R Package for effect size visualization and estimation.
This package is designed to help you very quickly estimate and visualize distributional differences by categorical factors (e.g., the effect of treatment by gender and income category). Emphasis is placed on evaluating distributional differences across the entirety of the scale, rather than only by measures of central tendency (e.g., means).
Install directly from CRAN with
install.packages("esvis")
Or the development version from GitHub with:
# install.packages("devtools")
::install_github("datalorax/esvis") devtools
There are three primary data visualizations: (a) binned effect size
plots, (b) probability-probability plots, and (c) empirical cumulative
distribution functions. All plots use the ggplot2 package and are fully
manipulable after creation using standard ggplot commands (e.g.,
changing the theme, labels, etc.). These plots were all produced by
first running library(ggplot2); theme_set(theme_minimal())

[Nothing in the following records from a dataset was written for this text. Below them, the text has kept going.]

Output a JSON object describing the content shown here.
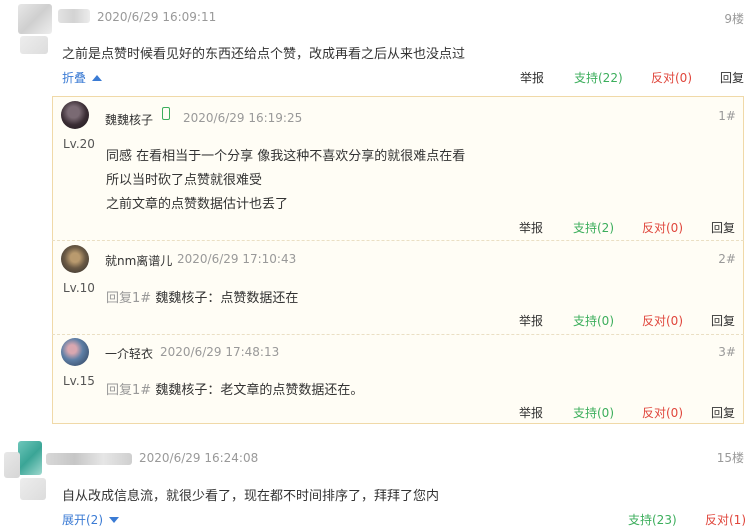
{
  "comments": [
    {
      "time": "2020/6/29 16:09:11",
      "floor": "9楼",
      "text": "之前是点赞时候看见好的东西还给点个赞，改成再看之后从来也没点过",
      "toggle": "折叠",
      "actions": {
        "report": "举报",
        "support": "支持(22)",
        "oppose": "反对(0)",
        "reply": "回复"
      },
      "replies": [
        {
          "user": "魏魏核子",
          "time": "2020/6/29 16:19:25",
          "floor": "1#",
          "level": "Lv.20",
          "lines": [
            "同感 在看相当于一个分享 像我这种不喜欢分享的就很难点在看",
            "所以当时砍了点赞就很难受",
            "之前文章的点赞数据估计也丢了"
          ],
          "actions": {
            "report": "举报",
            "support": "支持(2)",
            "oppose": "反对(0)",
            "reply": "回复"
          }
        },
        {
          "user": "就nm离谱儿",
          "time": "2020/6/29 17:10:43",
          "floor": "2#",
          "level": "Lv.10",
          "reply_prefix": "回复1#",
          "reply_target": "魏魏核子：",
          "reply_text": "点赞数据还在",
          "actions": {
            "report": "举报",
            "support": "支持(0)",
            "oppose": "反对(0)",
            "reply": "回复"
          }
        },
        {
          "user": "一介轻衣",
          "time": "2020/6/29 17:48:13",
          "floor": "3#",
          "level": "Lv.15",
          "reply_prefix": "回复1#",
          "reply_target": "魏魏核子：",
          "reply_text": "老文章的点赞数据还在。",
          "actions": {
            "report": "举报",
            "support": "支持(0)",
            "oppose": "反对(0)",
            "reply": "回复"
          }
        }
      ]
    },
    {
      "time": "2020/6/29 16:24:08",
      "floor": "15楼",
      "text": "自从改成信息流，就很少看了，现在都不时间排序了，拜拜了您内",
      "toggle": "展开(2)",
      "actions": {
        "support": "支持(23)",
        "oppose": "反对(1)"
      }
    }
  ]
}
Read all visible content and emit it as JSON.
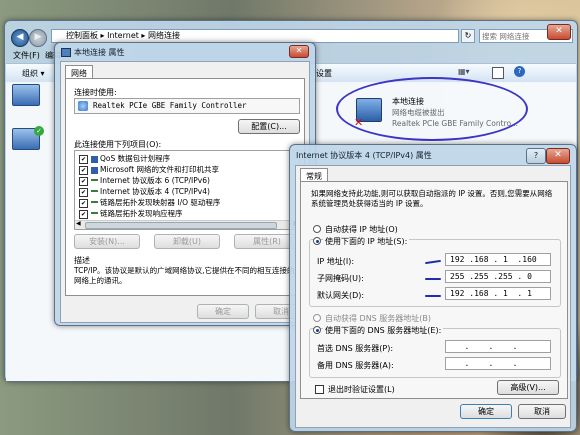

to produce the plots with the minimal theme, but no theme structure is
imposed on any of the plots.
At present, the binned effect size plot can only be produced with Cohen’s d, although future development will allow the user to select the type of effect size. The binned effect size plot splits the distribution into quantiles specified by the user (defaults to lower, middle, and upper thirds), calculates the mean difference between groups within each quantile bin, and produces an effect size for each bin by dividing by the overall pooled standard deviation (i.e., not by quantile). For example
library(esvis)
binned_plot(benchmarks, math ~ ell)
#> Warning: `cols` is now required.
#> Please use `cols = c(data, q)`
Note that in this plot one can clearly see that the magnitude of the differences between the groups depends upon scale location, as evidence by the reversal of the effect (negative to positive) for the Non-ELL (non-English Language Learners) group. We could also change the reference group, change the level of quantile binning, and evaluate the effect within other factors. For example, we can look by season eligibility for free or reduced price lunch, with quantiles binning, and non-ELL students as the reference group with
binned_plot(benchmarks,
~ ell + frl + season,
math ref_group = "Non-ELL",
qtile_groups = 5)
#> Warning: `cols` is now required.
#> Please use `cols = c(data, q)`
The ref_group
argument can also supplied as a formula.
Probability-probability plot can be produced with a call to
pp_plot
and an equivalent argument structure. In this case,
we’re visualizing the difference in reading achievement by
race/ethnicity by season.
pp_plot(benchmarks, reading ~ ethnicity + season)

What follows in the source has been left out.